Home » Ex-Präsident Tadić warnt vor Zerfall der serbischen Gesellschaft

Ex-Präsident Tadić warnt vor Zerfall der serbischen Gesellschaft

by Andrew Roberts
0 comments
Ex-Präsident Tadić warnt vor Zerfall der serbischen Gesellschaft

In Serbien reißen die Proteste gegen die Regierung von Präsident Aleksandar Vučić nicht ab. Der ehemalige Präsident Boris Tadić sieht sein Land an einem Wendepunkt. Im Gespräch mit der APA bei einer Konferenz in Ljubljana betonte er, dass die Proteste zu einem politischen Wandel führen könnten. Andernfalls drohe ein weiterer Zerfall der Gesellschaft.

Studentenproteste als neue politische Kraft

Laut Tadić haben vor allem junge Menschen und Studierende eine wichtige Rolle übernommen. Sie protestieren gegen Ungerechtigkeit und Korruption. „Diese Generation bringt etwas Neues in unsere Politik“, sagte der Ex-Präsident. Dennoch mangele es den jungen Aktivisten an Erfahrung und politischem Wissen. Ohne diese Fähigkeiten sei echter Wandel schwierig. Tadić fordert deshalb gezielte Unterstützung – auch durch die Europäische Union.

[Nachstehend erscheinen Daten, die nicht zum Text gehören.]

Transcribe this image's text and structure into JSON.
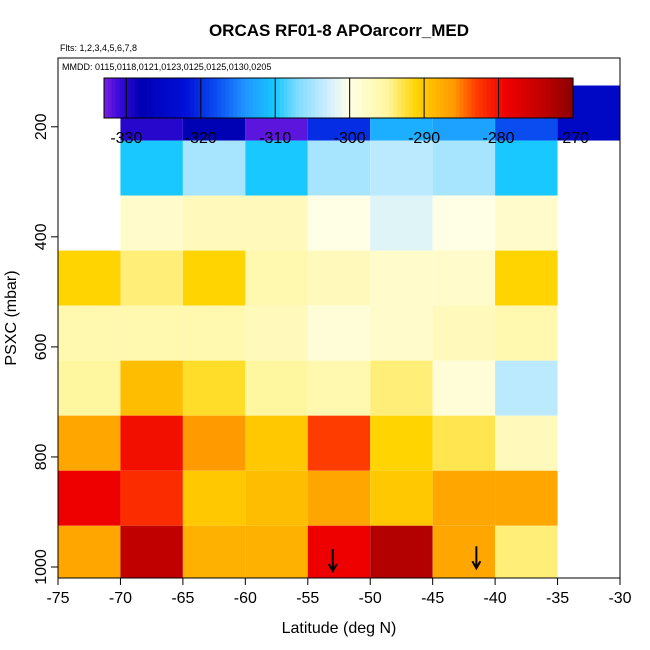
{
  "chart_data": {
    "type": "heatmap",
    "title": "ORCAS RF01-8 APOarcorr_MED",
    "flights_text": "Flts: 1,2,3,4,5,6,7,8",
    "mmdd_text": "MMDD: 0115,0118,0121,0123,0125,0125,0130,0205",
    "xlabel": "Latitude (deg N)",
    "ylabel": "PSXC (mbar)",
    "xlim": [
      -75,
      -30
    ],
    "ylim": [
      1020,
      75
    ],
    "x_ticks": [
      -75,
      -70,
      -65,
      -60,
      -55,
      -50,
      -45,
      -40,
      -35,
      -30
    ],
    "y_ticks": [
      200,
      400,
      600,
      800,
      1000
    ],
    "colorbar": {
      "range": [
        -333,
        -270
      ],
      "ticks": [
        -330,
        -320,
        -310,
        -300,
        -290,
        -280,
        -270
      ],
      "stops": [
        {
          "v": -333,
          "c": "#7b1fe0"
        },
        {
          "v": -331,
          "c": "#3a0bd8"
        },
        {
          "v": -328,
          "c": "#0000b4"
        },
        {
          "v": -322,
          "c": "#0010d8"
        },
        {
          "v": -318,
          "c": "#0a4cf0"
        },
        {
          "v": -314,
          "c": "#1f96ff"
        },
        {
          "v": -310,
          "c": "#18c8ff"
        },
        {
          "v": -307,
          "c": "#7fdcff"
        },
        {
          "v": -303,
          "c": "#cfeeff"
        },
        {
          "v": -300,
          "c": "#ffffe6"
        },
        {
          "v": -295,
          "c": "#fff6a0"
        },
        {
          "v": -291,
          "c": "#ffd400"
        },
        {
          "v": -286,
          "c": "#ff9a00"
        },
        {
          "v": -283,
          "c": "#ff3c00"
        },
        {
          "v": -279,
          "c": "#ee0000"
        },
        {
          "v": -274,
          "c": "#c00000"
        },
        {
          "v": -270,
          "c": "#8a0000"
        }
      ]
    },
    "x_edges": [
      -75,
      -70,
      -65,
      -60,
      -55,
      -50,
      -45,
      -40,
      -35,
      -30
    ],
    "y_edges": [
      125,
      225,
      325,
      425,
      525,
      625,
      725,
      825,
      925,
      1025
    ],
    "cells": [
      [
        null,
        -330,
        -328,
        -332,
        -320,
        -312,
        -313,
        -318,
        -325
      ],
      [
        null,
        -310,
        -305,
        -310,
        -305,
        -304,
        -305,
        -310,
        null
      ],
      [
        null,
        -298,
        -297,
        -297,
        -300,
        -302,
        -300,
        -298,
        null
      ],
      [
        -291,
        -294,
        -291,
        -296,
        -297,
        -298,
        -298,
        -291,
        null
      ],
      [
        -296,
        -296,
        -296,
        -297,
        -299,
        -298,
        -297,
        -296,
        null
      ],
      [
        -295,
        -289,
        -292,
        -295,
        -296,
        -294,
        -299,
        -304,
        null
      ],
      [
        -287,
        -280,
        -286,
        -290,
        -283,
        -291,
        -293,
        -297,
        null
      ],
      [
        -279,
        -282,
        -290,
        -289,
        -287,
        -290,
        -287,
        -287,
        null
      ],
      [
        -287,
        -274,
        -288,
        -288,
        -279,
        -273,
        -287,
        -294,
        null
      ]
    ],
    "markers": [
      {
        "x": -53,
        "y": 1000
      },
      {
        "x": -41.5,
        "y": 995
      }
    ]
  }
}
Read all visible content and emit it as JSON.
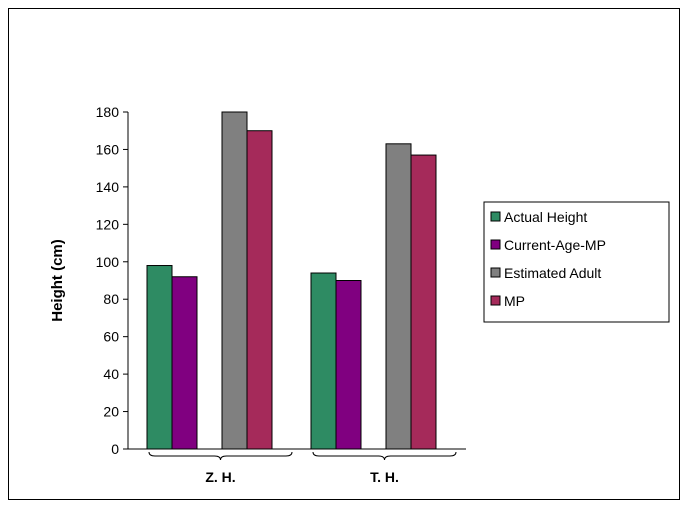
{
  "chart_data": {
    "type": "bar",
    "categories": [
      "Z. H.",
      "T. H."
    ],
    "series": [
      {
        "name": "Actual Height",
        "values": [
          98,
          94
        ],
        "color": "#2e8b63"
      },
      {
        "name": "Current-Age-MP",
        "values": [
          92,
          90
        ],
        "color": "#800080"
      },
      {
        "name": "Estimated Adult",
        "values": [
          180,
          163
        ],
        "color": "#808080"
      },
      {
        "name": "MP",
        "values": [
          170,
          157
        ],
        "color": "#a52a5a"
      }
    ],
    "title": "",
    "xlabel": "",
    "ylabel": "Height (cm)",
    "ylim": [
      0,
      180
    ],
    "yticks": [
      0,
      20,
      40,
      60,
      80,
      100,
      120,
      140,
      160,
      180
    ],
    "grid": false,
    "legend_position": "right"
  }
}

Kritik an der EU: Interessen über Werte

Tadić übt scharfe Kritik an der Haltung der EU gegenüber dem Vučić-Regime. „Brüssel sieht Serbien nur durch die Brille eigener Interessen“, sagte er. Er nennt als Beispiele Frankreichs Wunsch, Kampfflugzeuge zu verkaufen, sowie das Interesse Deutschlands an serbischen Lithium-Vorkommen. Für ihn ist das ein Verrat an den europäischen Werten.

Die EU dulde laut Tadić seit Jahren die autoritäre Führung in Serbien. Diese Unterstützung schade der Demokratie im Land. Besonders junge Serbinnen und Serben seien derzeit die wahren Verteidiger europäischer Werte, weil sie für Rechtsstaatlichkeit kämpfen.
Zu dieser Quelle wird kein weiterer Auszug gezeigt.